Use your deep mind: AI for thinking better, not just finishing faster.
Technology should be designed with human needs in mind, but our needs extend beyond merely automating tasks. We must use AI to augment, not shorten, human effort.
In the recent Economic Index report, Anthropic refers to “automation” and “augmentation” modes to distinguish between doing and learning modes of using AI. As automation is surging ahead of augmentation, we are in danger of “using AI to solve the problem of thinking”, says Advait Sarkar, a researcher.
From jobs to slop, AI over-automation is at the heart of all our fears. But how do we ensure AI augments our thinking, and how does that differ from mere task acceleration?
Use your deep mind
Microsoft’s Tools for Thought project tries to unpack the problem. Focusing on both purpose (“work over time”) and action (”work in the moment”), the team explores ways to use AI to deepen our thinking, not outsource it.
The key advice is to use AI to understand the task at hand better, rather than to complete it faster. We can all spend more time refining our questions and creating higher-quality work and less time churning out unoriginal stuff. To use Anthropic’s terms, the aim is not to “automate” what we know, but to “augment” our sphere of knowledge.

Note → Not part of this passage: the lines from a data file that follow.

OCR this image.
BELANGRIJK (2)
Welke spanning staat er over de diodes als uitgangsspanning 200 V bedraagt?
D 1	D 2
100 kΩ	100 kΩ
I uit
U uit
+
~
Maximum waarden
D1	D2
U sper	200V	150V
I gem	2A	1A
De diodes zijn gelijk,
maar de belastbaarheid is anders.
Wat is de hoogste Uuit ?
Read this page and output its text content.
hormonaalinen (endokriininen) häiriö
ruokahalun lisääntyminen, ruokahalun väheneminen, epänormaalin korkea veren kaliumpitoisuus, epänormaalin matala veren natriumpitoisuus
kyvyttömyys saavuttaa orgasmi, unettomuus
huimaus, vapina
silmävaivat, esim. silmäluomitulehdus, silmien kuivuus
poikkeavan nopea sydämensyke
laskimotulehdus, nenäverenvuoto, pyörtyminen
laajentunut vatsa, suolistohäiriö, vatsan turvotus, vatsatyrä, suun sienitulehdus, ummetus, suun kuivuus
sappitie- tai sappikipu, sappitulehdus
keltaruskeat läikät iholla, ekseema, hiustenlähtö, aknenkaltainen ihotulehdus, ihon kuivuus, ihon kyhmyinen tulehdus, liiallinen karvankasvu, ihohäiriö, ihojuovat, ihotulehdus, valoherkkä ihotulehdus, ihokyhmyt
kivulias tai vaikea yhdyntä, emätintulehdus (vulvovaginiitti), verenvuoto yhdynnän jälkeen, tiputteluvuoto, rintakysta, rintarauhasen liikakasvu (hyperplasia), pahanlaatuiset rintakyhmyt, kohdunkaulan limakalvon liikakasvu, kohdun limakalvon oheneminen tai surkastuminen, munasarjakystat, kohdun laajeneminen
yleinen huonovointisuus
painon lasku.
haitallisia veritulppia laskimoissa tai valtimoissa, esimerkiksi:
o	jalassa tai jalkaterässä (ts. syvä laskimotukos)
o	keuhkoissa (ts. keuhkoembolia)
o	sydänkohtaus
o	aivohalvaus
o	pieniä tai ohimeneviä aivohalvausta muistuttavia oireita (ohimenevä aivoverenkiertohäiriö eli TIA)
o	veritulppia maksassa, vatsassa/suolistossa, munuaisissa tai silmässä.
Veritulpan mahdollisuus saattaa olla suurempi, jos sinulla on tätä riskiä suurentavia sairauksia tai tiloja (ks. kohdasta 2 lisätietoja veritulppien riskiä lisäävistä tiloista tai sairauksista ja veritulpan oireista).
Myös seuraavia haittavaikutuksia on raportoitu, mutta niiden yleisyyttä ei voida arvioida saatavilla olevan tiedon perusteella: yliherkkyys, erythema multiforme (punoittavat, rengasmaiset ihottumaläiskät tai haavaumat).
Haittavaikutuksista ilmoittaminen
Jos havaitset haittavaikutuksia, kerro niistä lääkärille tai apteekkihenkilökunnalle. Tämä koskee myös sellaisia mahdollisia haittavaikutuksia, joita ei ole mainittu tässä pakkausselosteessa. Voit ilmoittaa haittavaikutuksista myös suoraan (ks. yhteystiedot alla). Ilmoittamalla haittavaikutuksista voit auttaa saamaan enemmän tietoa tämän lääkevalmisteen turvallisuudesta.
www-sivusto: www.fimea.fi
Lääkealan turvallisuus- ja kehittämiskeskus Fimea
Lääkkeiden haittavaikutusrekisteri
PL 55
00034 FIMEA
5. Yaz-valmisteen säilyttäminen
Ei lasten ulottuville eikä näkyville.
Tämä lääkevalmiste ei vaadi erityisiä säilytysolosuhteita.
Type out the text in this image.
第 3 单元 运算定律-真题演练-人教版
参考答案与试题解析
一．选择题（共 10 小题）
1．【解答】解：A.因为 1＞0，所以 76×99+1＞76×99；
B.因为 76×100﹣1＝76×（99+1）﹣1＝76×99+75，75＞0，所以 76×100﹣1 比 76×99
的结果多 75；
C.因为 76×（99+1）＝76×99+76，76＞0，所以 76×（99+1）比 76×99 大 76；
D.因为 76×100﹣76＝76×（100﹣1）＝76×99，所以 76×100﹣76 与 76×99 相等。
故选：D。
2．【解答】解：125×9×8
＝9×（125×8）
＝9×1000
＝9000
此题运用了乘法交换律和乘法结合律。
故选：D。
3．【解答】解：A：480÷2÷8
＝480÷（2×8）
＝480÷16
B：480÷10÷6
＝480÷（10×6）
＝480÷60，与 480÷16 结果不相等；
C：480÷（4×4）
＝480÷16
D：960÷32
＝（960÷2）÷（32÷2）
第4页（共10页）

Like most technologies, AI adoption will begin with streamlining existing workflows. But as adoption spreads widely, more and more companies will need to pull on three levels to encourage “augmentation” workflows: Guidelines, Education and Design.
The three levers: Guidelines, Education, Design
Start with guidelines. Many companies are now issuing acceptable use policies for AI systems, often aligned with regulations or accreditation standards. That will help avoid data leaks and security risks; however, companies should also encourage teams to use it widely, at a pace that allows exploration and learning.
As adoption spreads, education is becoming increasingly important. Understandably, the initial focus is on efficiency: how to design prompts to get to the desired outcome faster. However, training must also cover how we collaborate with AI to challenge assumptions and reframe the problem before we rush into the solution.
And finally, AI is a tech that begs to be designed. The prompt-response “chat” interface is overly simplistic and lacks depth. To encourage human-AI collaboration, we must embed it in all our tools and allow it to use context from different workflows. Some pushback would be helpful too: I would rather my prompt be challenged than labelled invariably “terrific”.
Smarting up with AI
As adoption spreads, companies will inevitably use Guidelines, Education and Design to ensure teams use AI safely and productively. Some, recognising the subtle difference between automation and augmentation, will go further, helping their teams use AI to learn, challenge and advance their thinking.
AI is powerful, but it is no magic wand. To create value, professionals should use it to reframe the problem, not just produce unoriginal, bland results at speed. Augmenting human thinking is the ultimate transformation.